2. I have been looking at jobs just to see what is out there, and a lot of the companies want you to have had experience; whilst I have had a little bit here and there, working full time at Uni and getting experience is a bit hard to do. Would this really matter or would they see 3 years at Uni as experience? Should I just apply anyway?

Aclepsarax
08-12-2015,
Hi there!

I've been in your situation myself, and it is very hard to get a foot through the door, but if you really want it then just keep trying! I'll answer based on the experiences of myself and a few people I know...here goes!

1) You can try early, but the majority of jobs advertised tend to be for immediate starts. You could get in touch with studios/companies with a view of just introducing yourself and getting some critique on your work. This could help you get remembered when they are hiring in future. It's never too early to network. Forums like this are a good start. If you don't have an online portfolio, I'd suggest doing that too. I don't have one live at the minute as one is being built for me, but this makes it easier to show your work to potential employers. You can show work that you currently have, but a lot of employers I've had contact with complain that student work is never 'commercially relevant'...i.e, too art-studenty and not real-world. They'll like to see your thought processes, sketches, inspirations, so a sketchbook or too could be worth being paired with your folio.

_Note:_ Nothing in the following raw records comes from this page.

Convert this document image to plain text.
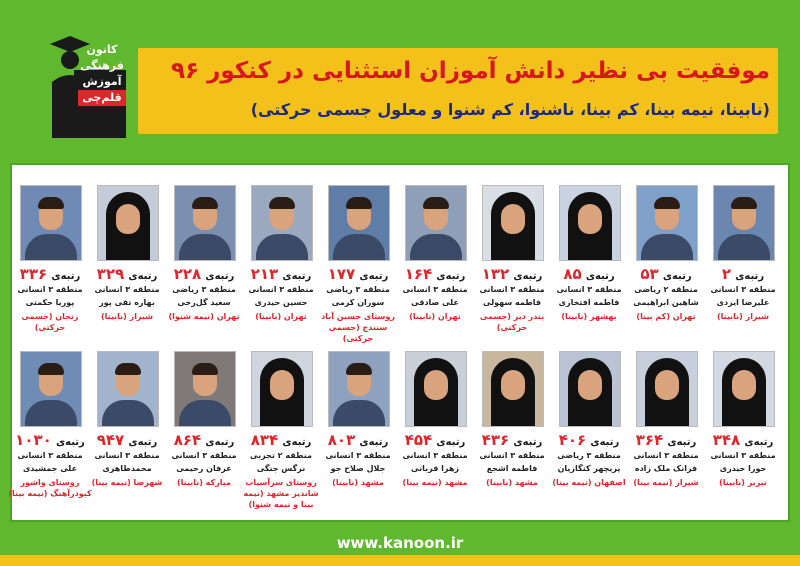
کانون
فرهنگی
آموزش
قلم‌چی
موفقیت بی نظیر دانش آموزان استثنایی در کنکور ۹۶
(نابینا، نیمه بینا، کم بینا، ناشنوا، کم شنوا و معلول جسمی حرکتی)
رتبه‌ی ۲
منطقه ۳ انسانی
علیرضا ایزدی
شیراز (نابینا)
رتبه‌ی ۵۳
منطقه ۲ ریاضی
شاهین ابراهیمی
تهران (کم بینا)
رتبه‌ی ۸۵
منطقه ۳ انسانی
فاطمه افتخاری
بهشهر (نابینا)
رتبه‌ی ۱۳۲
منطقه ۳ انسانی
فاطمه سهولی
بندر دیر (جسمی حرکتی)
رتبه‌ی ۱۶۴
منطقه ۳ انسانی
علی صادقی
تهران (نابینا)
رتبه‌ی ۱۷۷
منطقه ۳ ریاضی
سوران کرمی
روستای حسین آباد سنندج (جسمی حرکتی)
رتبه‌ی ۲۱۳
منطقه ۳ انسانی
حسین حیدری
تهران (نابینا)
رتبه‌ی ۲۲۸
منطقه ۳ ریاضی
سعید گل‌رخی
تهران (نیمه شنوا)
رتبه‌ی ۳۲۹
منطقه ۳ انسانی
بهاره تقی پور
شیراز (نابینا)
رتبه‌ی ۳۳۶
منطقه ۳ انسانی
پوریا حکمتی
زنجان (جسمی حرکتی)
رتبه‌ی ۳۴۸
منطقه ۳ انسانی
حورا حیدری
تبریز (نابینا)
رتبه‌ی ۳۶۴
منطقه ۳ انسانی
فرانک ملک زاده
شیراز (نیمه بینا)
رتبه‌ی ۴۰۶
منطقه ۳ ریاضی
پریچهر کنگازیان
اصفهان (نیمه بینا)
رتبه‌ی ۴۳۶
منطقه ۳ انسانی
فاطمه اشجع
مشهد (نابینا)
رتبه‌ی ۴۵۴
منطقه ۳ انسانی
زهرا قربانی
مشهد (نیمه بینا)
رتبه‌ی ۸۰۳
منطقه ۳ انسانی
جلال صلاح جو
مشهد (نابینا)
رتبه‌ی ۸۳۴
منطقه ۲ تجربی
نرگس جنگی
روستای سرآسیاب شاندیز مشهد (نیمه بینا و نیمه شنوا)
رتبه‌ی ۸۶۴
منطقه ۳ انسانی
عرفان رحیمی
مبارکه (نابینا)
رتبه‌ی ۹۴۷
منطقه ۳ انسانی
محمدطاهری
شهرضا (نیمه بینا)
رتبه‌ی ۱۰۳۰
منطقه ۳ انسانی
علی جمشیدی
روستای واشور کبودرآهنگ (نیمه بینا)
www.kanoon.ir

Yes, even junior level jobs say they want a couple of years experience, and this is where a lot of graduates trip up. Basically, they want to know you can do the job. It's not just about the actual design. Its deadlines, working within a budget, knowing how to set artwork to correct files, dealing with other creatives, dealing with clients, etc, etc, etc. Things that could help you with this are simple things such as doing a few freelance projects, getting a couple days here and there with a local printers and learning the ropes and so on...and on....and on!

A lot of designers I've come across, have correctly said that the software (i.e. Photoshop) are literally just a tool for the job. They can't make you creative. It's you controlling them. They want to see your creative fresh thinking. A company I once managed to get an interview with, said they weren't bothered about my level of software skills as they could teach me this within a few weeks. What they where concerned about is whether I could come up with new ideas....lots of them!

aDesicy
08-12-2015,
Colleges and universities are notorious for churning out students with absolutely no clue whatsoever what the real world of design is like. I managed to get a couple of placements, and I can confirm that I learnt more in two weeks in a studio than I did in uni over a whole year. Uni give's you between a month and a year to complete projects, but this is rare in the real world....I was given projects that needed to be done yesterday, and if lucky, in one-hour or by the end of the afternoon!

Activslax
08-13-2015,
I would recommend learning something about print and design before you leave uni. Many courses don't teach their students any proper computer skills and you do need to get some of these important skills under your belt. Know how and when to use Indesign, Illustrator and Photoshop, know about bleed and crops, be able to work fast and accurately, remember to spell check. If you can get some work experience in either a medium sized printers design studio or a medium design agency (perhaps work for free!) you will learn huge amounts. I recently spent 3 hours helping a student sort their file for printing. . . .

adayudcinf
08-15-2015,
I think what I should do then is really work on my portfolio some more and really learn what I need to know before I apply anywhere as I guess it is quite essential! I may start apply before I actually finish Uni though to try and get a head start; I want to spend as little time as possible just job hunting between Uni and finding a job!

I have always thought about making an online portfolio; I know how to make a basic website in Flash so I might give it a go at some point, but in terms of showing off your work in a portfolio would a basic A3 print be ok or would it be ideal to have it backed onto foamboard as well and have it printed at a printers?!

We have one laser jet printer at our Uni, which is ok, but for my final project I want to get everything printed professionally. My main lecturer owns their own company so I guess they will be able to help me set it up for print?!